Nel caso dell’epidemia in corso ci troviamo di fronte a un problema: il fisico non può raggiungere questi dati da solo. Di più, deve affidarsi a dei numeri che sono ben lungi dall’essere perfetti. E quindi il lavoro è ancora più faticoso. La fisica ci insegna che gli errori che si fanno osservando con lo stesso strumento dei comportamenti diversi ci consentono di capire meglio sia il fenomeno che il comportamento dello strumento stesso. Quindi uno dei sistemi cui ricorrere per capire al meglio questa situazione è quello del confronto.  Se uso come “termometro” della gravità del contagio il numero dei contagiati, per capire se questo “termometro” funziona bene posso guardare i dati dei contagiati nelle differenti regioni e confrontarlo con il dato dei decessi in quelle stesse regioni, che è il migliore indicatore che abbiamo sulla gravità del contagio. Se, ad esempio, vediamo che se c’è il doppio dei contagiati c’è anche il doppio dei decessi, allora il termometro funziona bene. Se invece vediamo delle inversioni, come nel caso di Piemonte e Veneto che hanno più o meno lo stesso numero di contagiati ma il primo registra molti più decessi, allora capiamo che questo “termometro” non funziona bene, e una ulteriore analisi delle cause di questo comportamento potrebbe farci notare che questo “malfunzionamento” dipende dal fatto che in Veneto si fanno molti più tamponi che in Piemonte, ad esempio. 

Come vengono utilizzati i dati?

Difficile dirlo. Perché è difficile pensare a scenari alternativi, visto che i dati disponibili non sono molti. Ma la speranza è che vengano utilizzati bene. Qualche conferma ce l’abbiamo. Ad esempio, dopo che in molti hanno segnalato l’anomalia del Piemonte circa il numero basso di tamponi eseguiti – soprattutto in relazione a quelli realizzati nelle altre regioni del nord – anche questo territorio si è impegnato a incrementare l’analisi. Il fatto, poi, che i dati vengano resi pubblici consente potenzialmente a ciascuno di noi di rendersi conto – chi più chi meno – della situazione. E un popolo informato è un popolo in grado di esercitare pressione sui decisori politici. 
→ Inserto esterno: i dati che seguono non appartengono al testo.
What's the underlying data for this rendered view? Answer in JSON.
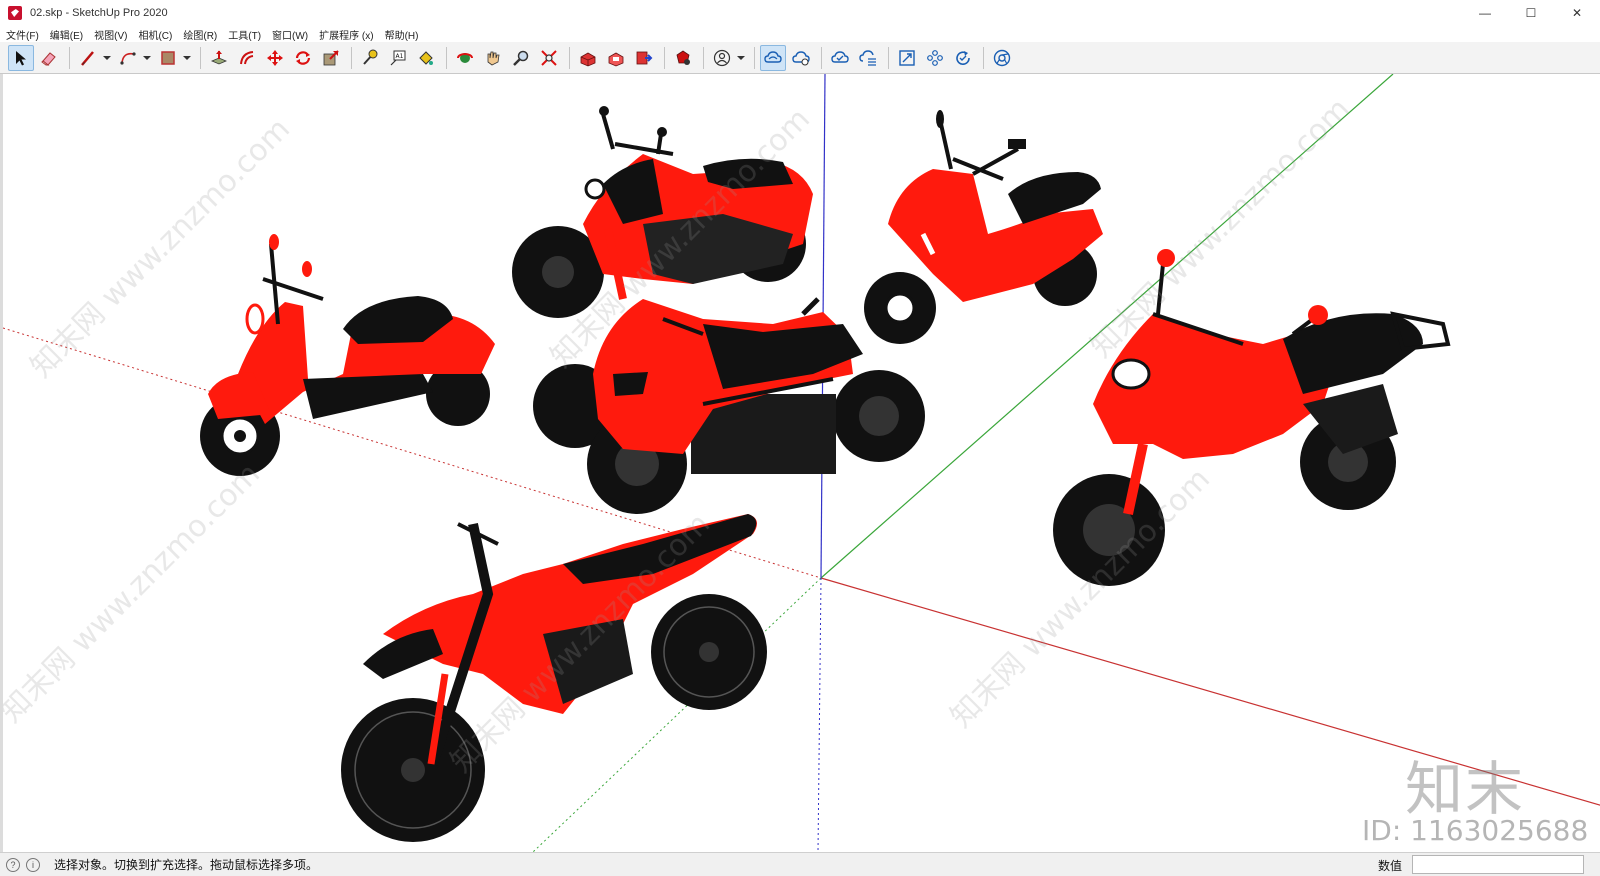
{
  "window": {
    "title": "02.skp - SketchUp Pro 2020",
    "controls": [
      "—",
      "☐",
      "✕"
    ]
  },
  "menu": [
    "文件(F)",
    "编辑(E)",
    "视图(V)",
    "相机(C)",
    "绘图(R)",
    "工具(T)",
    "窗口(W)",
    "扩展程序 (x)",
    "帮助(H)"
  ],
  "toolbar": {
    "tools": [
      "select-tool",
      "eraser-tool",
      "line-tool",
      "arc-tool",
      "shape-tool",
      "push-pull-tool",
      "offset-tool",
      "move-tool",
      "rotate-tool",
      "scale-tool",
      "tape-measure-tool",
      "text-tool",
      "paint-bucket-tool",
      "orbit-tool",
      "pan-tool",
      "zoom-tool",
      "zoom-extents-tool",
      "warehouse-tool",
      "extension-warehouse-tool",
      "send-to-layout-tool",
      "extension-manager-tool",
      "account-tool",
      "trimble-connect-tool",
      "cloud-add-tool",
      "cloud-sync-tool",
      "cloud-list-tool",
      "section-tool",
      "components-tool",
      "refresh-tool",
      "chrome-tool"
    ]
  },
  "status": {
    "message": "选择对象。切换到扩充选择。拖动鼠标选择多项。",
    "measure_label": "数值",
    "measure_value": ""
  },
  "watermark": {
    "logo": "知末",
    "id": "ID: 1163025688",
    "diagonal": "知末网 www.znzmo.com"
  },
  "colors": {
    "model_red": "#ff1a0d",
    "model_black": "#111111",
    "axis_red": "#c83232",
    "axis_green": "#3aa63a",
    "axis_blue": "#3232c8"
  }
}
Quindi oggi abbiamo un deficit di dati?

Bisogna usare i dati. Anzi, sarebbe opportuno averne molti di più a disposizione. Un dato che, ad esempio, è di estremo interesse per comprendere l’estensione e la gravità dell’epidemia è quello relativo alla mortalità a livello di singolo comune. Ogni municipio può ora sapere quante persone in anagrafe vengono registrate come decedute. Un confronto sull’andamento dei decessi di questo periodo con quello degli anni precedenti ci darebbe una stima della mortalità della malattia molto più precisa rispetto a quella che abbiamo ora. 

I dati possono aiutarci a uscire da questa emergenza?

Sì. Questo perché i numeri ci rendono estremamente abili per capire effettivamente quanti contagiati ci sono e per avere un modo per rilevarne il numero in maniera molto rapida nel caso in cui il contagio “ricominci a correre”. La questione dei dati sarà ancora più importante in futuro. Anche grazie all’esperienza di altri paesi come la Cina, Corea del Sud, è ormai evidente che il riproporsi del contagio costituisce una sfida attuale. Da qualche giorno sappiamo che Hong Kong dopo una prima quarantena ha riaperto le attività per richiuderle: il contagio è tornato ad aumentare. Sembra sempre più evidente che per avere una possibilità di uscire dalle restrizioni sarà necessaria una rete di raccolta dati molto più capillare. Altrimenti il rischio è di ritrovarci al punto di inizio.